Direktorat Jenderal Pajak (DJP) Kementerian Keuangan mencatat penerimaan pajak semester I-2019 sebesar Rp 603,34 triliun atau tumbuh 3,74% dibanding periode yang sama di tahun 2018. Laju pertumbuhan ini tercatat lebih rendah dibanding 2018 yang berhasil naik 13,9%.
"Kalau dari sisi ekonomi, kayaknya tidak sebagus tahun lalu. Tapi at least data ini menunjukkan bahwa orang Indonesia masih bekerja. Buruh masih di-hire, karyawan masih bekerja, jam kerja lebih tinggi, ini bisa kita duga ada penambahan pegawai atau at the same time gaji naik," kata Dirjen Pajak Robert Pakpahan dalam paparan di Hotel Dynasty, Bali, Jumat (2/8/2019).
Sejumlah sektor usaha mencatatkan kenaikan pertumbuhan yang lebih rendah dibandingkan 2018. Di antaranya sektor perdagangan, industri pengolahan, konstruksi dan real estate, serta pertambangan.
SCROLL TO CONTINUE WITH CONTENT
Penurunan profitabilitas perusahaan mendorong penurunan basis PPh pasal 21, meski tak secara masif sampai menyebabkan penurunan utilisasi tenaga kerja formal.
Sementara tekanan restitusi yang tumbuh hingga 17,2% menjadi salah satu penyebab utama perlambatan pertumbuhan PPH Badan. Selain itu, kontraksi keuntungan perusahaan pertambangan yang tumbuh negatif 11,9% juga menjadi salah satu penyebab utamanya.
"Pertambangan termasuk yang membuat kami agak terpukul," kata Robert.

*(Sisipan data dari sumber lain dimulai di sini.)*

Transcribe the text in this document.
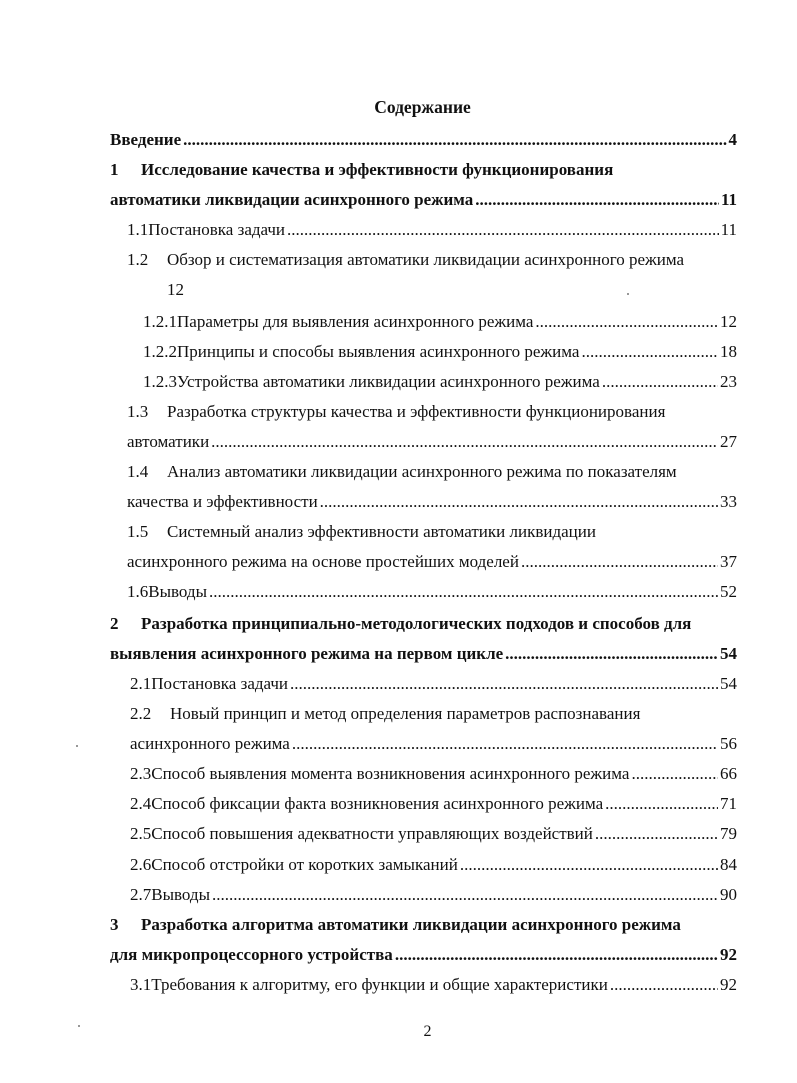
Содержание
Введение .....	4
1	Исследование качества и эффективности функционирования
автоматики ликвидации асинхронного режима .....	11
1.1 Постановка задачи .....	11
1.2	Обзор и систематизация автоматики ликвидации асинхронного режима
12
1.2.1 Параметры для выявления асинхронного режима .....	12
1.2.2 Принципы и способы выявления асинхронного режима .....	18
1.2.3 Устройства автоматики ликвидации асинхронного режима .....	23
1.3	Разработка структуры качества и эффективности функционирования
автоматики .....	27
1.4	Анализ автоматики ликвидации асинхронного режима по показателям
качества и эффективности .....	33
1.5	Системный анализ эффективности автоматики ликвидации
асинхронного режима на основе простейших моделей .....	37
1.6 Выводы .....	52
2	Разработка принципиально-методологических подходов и способов для
выявления асинхронного режима на первом цикле .....	54
2.1 Постановка задачи .....	54
2.2	Новый принцип и метод определения параметров распознавания
асинхронного режима .....	56
2.3 Способ выявления момента возникновения асинхронного режима .....	66
2.4 Способ фиксации факта возникновения асинхронного режима .....	71
2.5 Способ повышения адекватности управляющих воздействий .....	79
2.6 Способ отстройки от коротких замыканий .....	84
2.7 Выводы .....	90
3	Разработка алгоритма автоматики ликвидации асинхронного режима
для микропроцессорного устройства .....	92
3.1 Требования к алгоритму, его функции и общие характеристики .....	92
2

Dari sektor usahanya, penerimaan pajak dari sektor pertambangan dan industri pengolahan terkoreksi paling dalam. Sektor pertambangan tumbuh minus 14%, jauh lebih rendah dibandingkan periode yang sama di tahun lalu yang tumbuh 80,3%. Sedangkan industri pengolahan terkoreksi 2,6%.
Faktor utama yang menyebabkan kontraksi adalah turunnya harga komoditas tambang di pasar global. Selain itu, restitusi atau pengembalian pajak akibat putusan pengadilan yang memenangkan wajib pajak juga tumbuh tinggi (11%) di sektor ini.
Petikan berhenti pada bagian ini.